Semana

Ricardo Silva Romero
24 de julio de 2007

En teoría uno, en Bogotá, no tendría nada de qué quejarse. En teoría habría que vivir en Manizales, en Pereira, en Montería, para decir en voz alta “acá no llegan las películas”, “no hay nada para ver en cine”, “en todos los teatros dan lo mismo” sin estar diciendo una mentira. En la práctica lo único que uno puede hacer es declararse sin palabras (decir en voz baja “me rindo”) ante la torpeza de una cartelera que parte de la base de que aquí nadie se queja. La triste verdad es que tenemos unos distribuidores valientes, con buenas ideas, con gustos arriesgados (que traen desde dramas iraquíes hasta terror japonés), pero que al tiempo soportamos unos exhibidores que menosprecian a las minorías, menosprecian a las mayorías y hacen lo que les da la gana con el tiempo, con las ilusiones y con la paciencia de los espectadores.
Lo mejor del caso, lo más esquizofrénico, es que esos “distribuidores valientes” y aquellos “exhibidores menospreciadores” pueden ser las mismas personas: la gente de Cine Colombia, por ejemplo, puede tener la lucidez de traer una obra tan interesante como Búsqueda desesperada (un largometraje de David Mammet sobre el secuestro), pero puede tener el descaro de anunciar su estreno meses y meses y meses (lo mismo hicieron con Tsotsi) sin encontrarle una sola sala en donde proyectarla, con convicción, con conocimiento de causa, durante un par de semanas. Nada, sin embargo, como lo que hicieron con las dos películas de Clint Eastwood sobre la batalla de Iwo Jima, nada como lo que hicieron con La conquista del honor y Cartas desde Iwo Jima.

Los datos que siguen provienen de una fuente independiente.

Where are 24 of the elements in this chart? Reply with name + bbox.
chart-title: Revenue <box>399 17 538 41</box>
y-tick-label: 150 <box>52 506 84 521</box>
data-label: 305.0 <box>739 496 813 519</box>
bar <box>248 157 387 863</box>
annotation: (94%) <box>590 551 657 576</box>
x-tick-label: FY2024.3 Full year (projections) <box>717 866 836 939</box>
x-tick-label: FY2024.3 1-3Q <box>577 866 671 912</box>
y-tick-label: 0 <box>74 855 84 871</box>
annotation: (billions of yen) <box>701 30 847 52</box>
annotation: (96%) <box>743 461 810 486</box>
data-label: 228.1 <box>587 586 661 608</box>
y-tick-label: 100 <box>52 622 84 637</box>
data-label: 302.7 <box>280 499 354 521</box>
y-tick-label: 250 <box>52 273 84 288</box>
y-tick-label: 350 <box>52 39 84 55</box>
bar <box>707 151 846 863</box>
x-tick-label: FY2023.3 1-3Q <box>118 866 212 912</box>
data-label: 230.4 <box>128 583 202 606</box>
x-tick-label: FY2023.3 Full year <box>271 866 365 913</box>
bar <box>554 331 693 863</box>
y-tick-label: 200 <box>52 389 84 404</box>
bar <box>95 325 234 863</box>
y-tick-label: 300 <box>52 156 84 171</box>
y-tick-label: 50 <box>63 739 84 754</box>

¿Llegaron a alguna ciudad diferente de Bogotá? ¿Cuánto duraron en cartelera? ¿Una semana? ¿Dos? ¿Si no hubieran estado nominadas al Óscar, si no hubieran sido aplaudidas por los críticos de tantos países, las habrían traído a la capital de Colombia? ¿Para qué gastaron dinero promocionándolas en los periódicos? ¿Alguien aparte de nosotros, alguien que nada tenga que ver con revistas o periódicos o páginas web de cine, alcanzó a enterarse de que las estaban dando? ¿Alguien sabe de qué estoy hablando? Yo creo que no. Y creo que así, con sus confusiones, sus dilemas y sus desmanes, los exhibidores están dándoles a los cinéfilos la razón que les hacía falta para encogerse de hombros, para no volver a los teatros, para perderse en colecciones de dvd, en bajadores de Internet, en copias de copias de copias que se encuentran por ahí si uno en verdad está buscando.
Es así. Ningún sistema de video, ni siquiera el dvd, logra hacernos vivir una experiencia similar a la que vivimos en las oscuridades de los cines. Pero la experiencia de los teatros es gobernada hoy en día por la dictadura de unos comerciantes que ni siquiera logran hacer todo el dinero que podrían. Nadie está pidiendo favores. Nadie está pidiendo mecenazgos. Nadie dice que no den en todos los teatros de todos los múltiplex las terceras partes de Shrek, Piratas del Caribe y El Hombre Araña. Nadie habla, mejor dicho, de responsabilidades sociales ni nada por estilo. Se habla de negocios. Se está diciendo que lo mejor para todos (lo mejor, incluso, para la salud del negocio) es que esas continuaciones taquilleras no sean lo único que haya.
Los cinéfilos (favor no confundirlos más con los cineastas) son, según el diccionario, personas fieles al cine, personas que en verdad aman el cine. Pero los exhibidores, no solo acá, en todo el mundo, cometen el grave error de hacerlos a un lado, el grave error de dedicarles su energía entera a esos individuos (y nada tengo yo en contra de ellos) que solo van a los teatros porque es un buen plan de viernes en la noche. Es un “grave error”, digo, porque la gente en busca de entretenimiento es la menos leal que se consigue en la sociedad, porque planes de viernes en la noche es lo que hay, y apostarles todo a ellos, a los desplaneados, parece ser un atajo hacia el fin de una industria a la que cada vez le interesan menos sus productos.